Molecular Dynamics Simulations of Heat Conduction in Nanostructures: Effect of Heat Bath

TL;DR

This study systematically examines how different heat bath models in molecular dynamics simulations affect heat conduction results in nanostructures, highlighting the importance of proper heat bath selection for accurate thermal property predictions.

Contribution

It provides guidelines on choosing heat bath parameters and models to ensure realistic simulation of heat conduction in nanostructures, especially for thermal rectification studies.

Findings

Multiple Nosé-Hoover layers reduce boundary temperature jumps.

Langevin heat bath with a single layer suffices for linear temperature profiles.
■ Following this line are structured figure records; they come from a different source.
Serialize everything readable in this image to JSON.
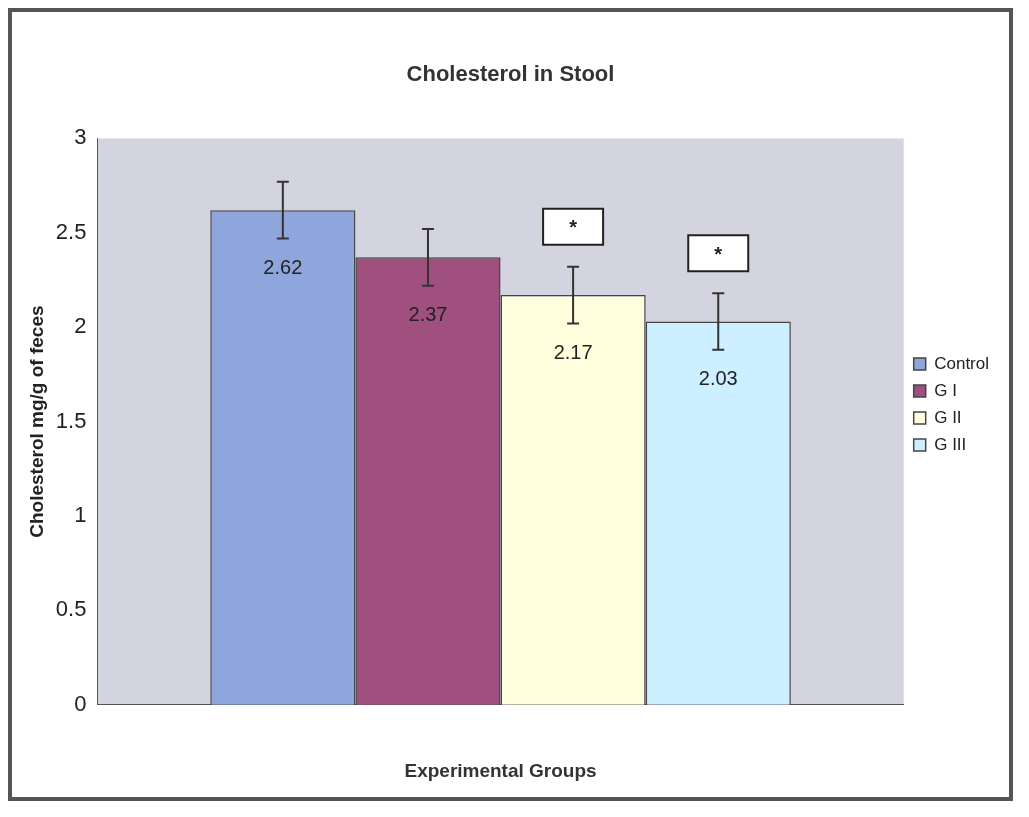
{
  "chart_data": {
    "type": "bar",
    "title": "Cholesterol in Stool",
    "xlabel": "Experimental Groups",
    "ylabel": "Cholesterol mg/g of feces",
    "categories": [
      null
    ],
    "series": [
      {
        "name": "Control",
        "color": "#8ea6dc",
        "values": [
          2.62
        ],
        "errors": [
          0.15
        ]
      },
      {
        "name": "G I",
        "color": "#a0507f",
        "values": [
          2.37
        ],
        "errors": [
          0.15
        ]
      },
      {
        "name": "G II",
        "color": "#ffffdd",
        "values": [
          2.17
        ],
        "errors": [
          0.15
        ]
      },
      {
        "name": "G III",
        "color": "#ccf0ff",
        "values": [
          2.03
        ],
        "errors": [
          0.15
        ]
      }
    ],
    "ylim": [
      0,
      3
    ],
    "yticks": [
      0,
      0.5,
      1,
      1.5,
      2,
      2.5,
      3
    ],
    "grid": false,
    "legend": "right",
    "data_labels": true,
    "annotations": [
      "*",
      "*"
    ]
  }
}
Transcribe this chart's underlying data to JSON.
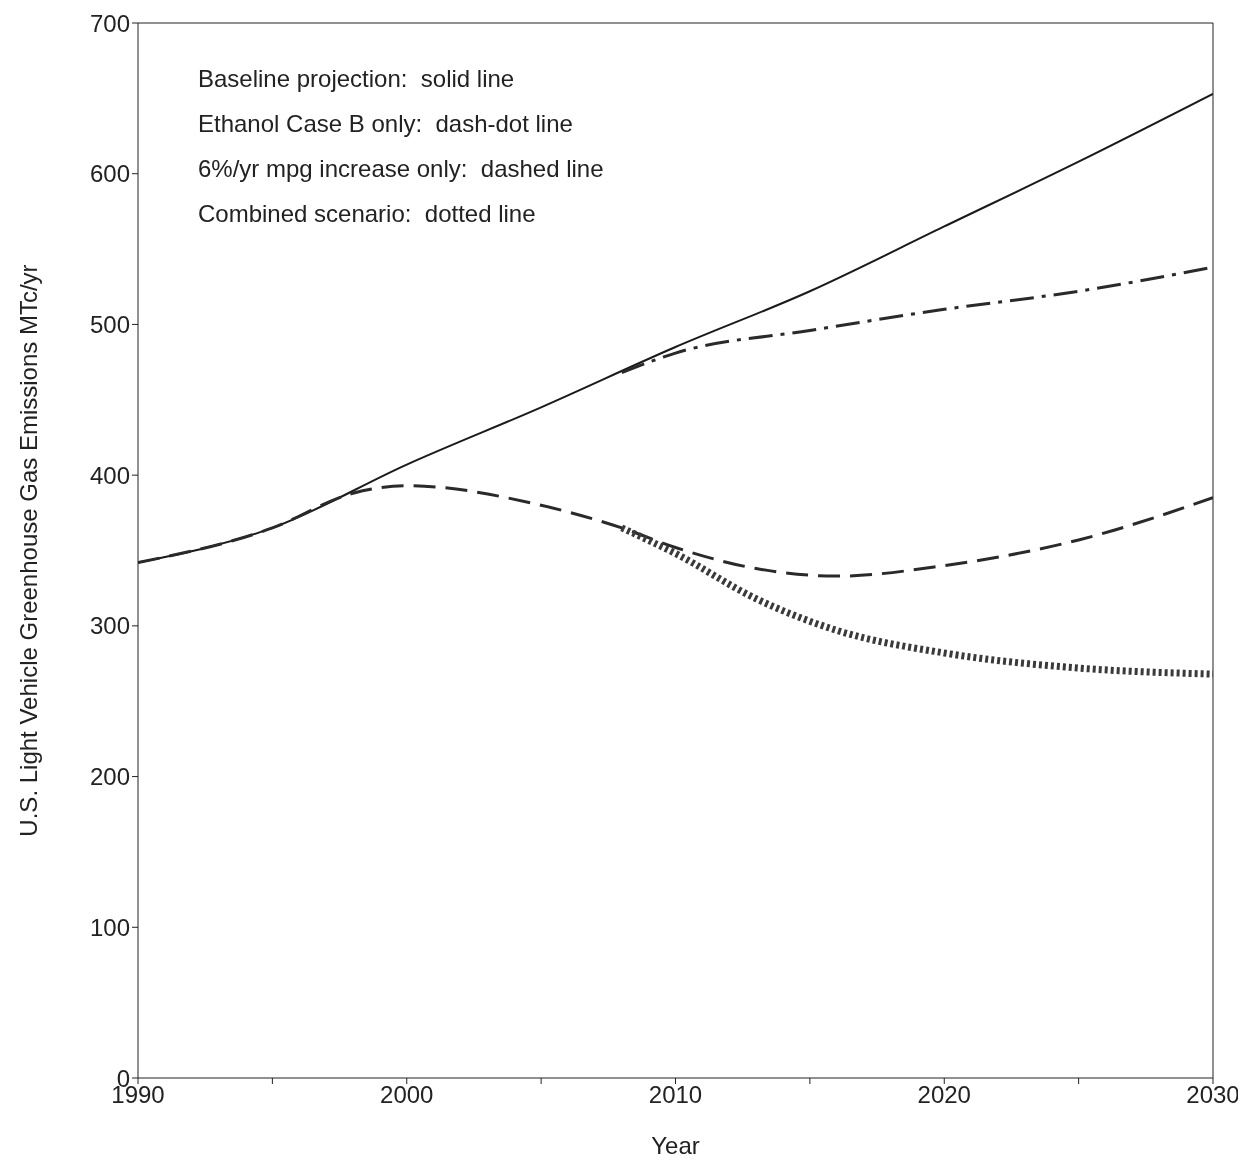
{
  "chart_data": {
    "type": "line",
    "xlabel": "Year",
    "ylabel": "U.S. Light Vehicle Greenhouse Gas Emissions  MTc/yr",
    "annotations": [
      "Baseline projection:  solid line",
      "Ethanol Case B only:  dash-dot line",
      "6%/yr mpg increase only:  dashed line",
      "Combined scenario:  dotted line"
    ],
    "xlim": [
      1990,
      2030
    ],
    "xticks": [
      1990,
      {
        "value": 1995,
        "label": null
      },
      2000,
      {
        "value": 2005,
        "label": null
      },
      2010,
      {
        "value": 2015,
        "label": null
      },
      2020,
      {
        "value": 2025,
        "label": null
      },
      2030
    ],
    "ylim": [
      0,
      700
    ],
    "yticks": [
      0,
      100,
      200,
      300,
      400,
      500,
      600,
      700
    ],
    "series": [
      {
        "color": "#1a1a1a",
        "line_style": "solid",
        "x": [
          1990,
          1995,
          2000,
          2005,
          2010,
          2015,
          2020,
          2025,
          2030
        ],
        "values": [
          342,
          365,
          407,
          445,
          485,
          522,
          565,
          608,
          653
        ]
      },
      {
        "color": "#2a2a2a",
        "line_style": "dashdot",
        "x": [
          2008,
          2010,
          2015,
          2020,
          2025,
          2030
        ],
        "values": [
          468,
          481,
          496,
          510,
          522,
          538
        ]
      },
      {
        "color": "#2a2a2a",
        "line_style": "dashed",
        "x": [
          1990,
          1995,
          1998,
          2000,
          2005,
          2008,
          2010,
          2013,
          2016,
          2020,
          2025,
          2030
        ],
        "values": [
          342,
          365,
          388,
          393,
          380,
          365,
          352,
          338,
          333,
          340,
          357,
          385
        ]
      },
      {
        "color": "#3a3a3a",
        "line_style": "dotted",
        "x": [
          2008,
          2010,
          2013,
          2016,
          2020,
          2025,
          2030
        ],
        "values": [
          365,
          348,
          318,
          297,
          282,
          272,
          268
        ]
      }
    ]
  }
}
Langevin bath yields results consistent with experiments across parameter ranges.

Abstract

We investigate systematically the impacts of heat bath used in molecular dynamics simulations on heat conduction in nanostructures exemplified by Silicon Nanowires (SiNWs) and Silicon/Germanium nano junction. It is found that multiple layers of Nos\'e-Hoover heat bath are required to reduce the temperature jump at the boundary, while only a single layer of Langevin heat bath is sufficient to generate a linear temperature profile with small boundary temperature jump. Moreover, an intermediate value of heat bath parameter is recommended for both Nos\'e-Hoover and Langevin heat bath in order to achieve correct temperature profile and thermal conductivity in homogeneous materials. Furthermore, the thermal rectification ratio in Si/Ge thermal diode depends on the choice of Nos\'e-Hoover heat bath parameter remarkably, which may lead to non-physical results. In contrast, Langevin heat bath is recommended because it can produce consistent results with experiment in large heat bath parameter range.